Legal First: Marine Court Martial Uses Live Internet Video

Marines are allowing servicemen around the world to give testimonies via video.

ByABC News
February 11, 2009, 9:53 PM

July 31, 2007— -- CAMP PENDLETON, California -- A military justice tribunal convened to probe the killings of 24 civilians in Haditha, Iraq, faced a daunting problem last month: how to fairly take testimony and allow cross-examination of a slew of service members deployed around the globe in the middle of a war. Their solution was the internet.

While the hearing was held at this Marine base about 40 miles north of San Diego, half-a-dozen witnesses, including a two-star general at the Pentagon, a first lieutenant in Kuwait and a Marine on a ship steaming toward Iraq, gave testimony over a live two-way video stream, in an unprecedented trial by video that earned mixed reviews from lawyers.

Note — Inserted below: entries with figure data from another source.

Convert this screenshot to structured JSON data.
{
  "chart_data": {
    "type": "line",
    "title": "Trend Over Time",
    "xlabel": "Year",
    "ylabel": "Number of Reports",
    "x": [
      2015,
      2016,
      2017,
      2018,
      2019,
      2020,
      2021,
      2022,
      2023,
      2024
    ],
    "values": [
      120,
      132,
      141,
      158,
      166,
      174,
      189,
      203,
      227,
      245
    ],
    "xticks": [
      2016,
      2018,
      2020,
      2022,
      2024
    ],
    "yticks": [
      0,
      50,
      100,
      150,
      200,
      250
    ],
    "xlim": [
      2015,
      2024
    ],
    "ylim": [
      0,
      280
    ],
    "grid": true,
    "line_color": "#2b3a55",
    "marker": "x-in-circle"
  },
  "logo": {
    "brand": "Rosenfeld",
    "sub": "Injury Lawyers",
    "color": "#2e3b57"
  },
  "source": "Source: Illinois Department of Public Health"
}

Many criminal courts already conduct arraignments of incarcerated suspects by video -- with the defendant's waiver of the right to appear. But little else in court proceedings has been done by video conferencing, and in a criminal-justice system resistant to change, adoption has been slow. So the Marines took a page from international courts, which routinely marshal testimony from far-flung places and have found video links nearly indispensable.

"It happens regularly at international tribunals," says Stanford University law professor Allen Weiner, who served on the World Court's Yugoslavia war-crime tribunal. "We took testimony from Bosnia to the Hague for witnesses who felt it was too dangerous to travel."

The Marine Corps used systems from Tandberg, a Norwegian company, and California-based Polycom. The video signals were encrypted for security, then sent out over DoD switches or the internet, depending on the destination. In all, the video testimony in last month's evidentiary hearings unfolded with few glitches, says Marine Master Sgt. Ted Brunnell.

"Occasionally, we run into a satellite that just doesn't have enough power, or congestion on the network, but it usually clears itself quickly," Brunnell says.

During the testimony, the link to Kuwait held steady, while the links to the Pentagon and the personnel carrier were interrupted several times. "Ships are moving targets and it can be tough to locate and lock," Brunnell adds.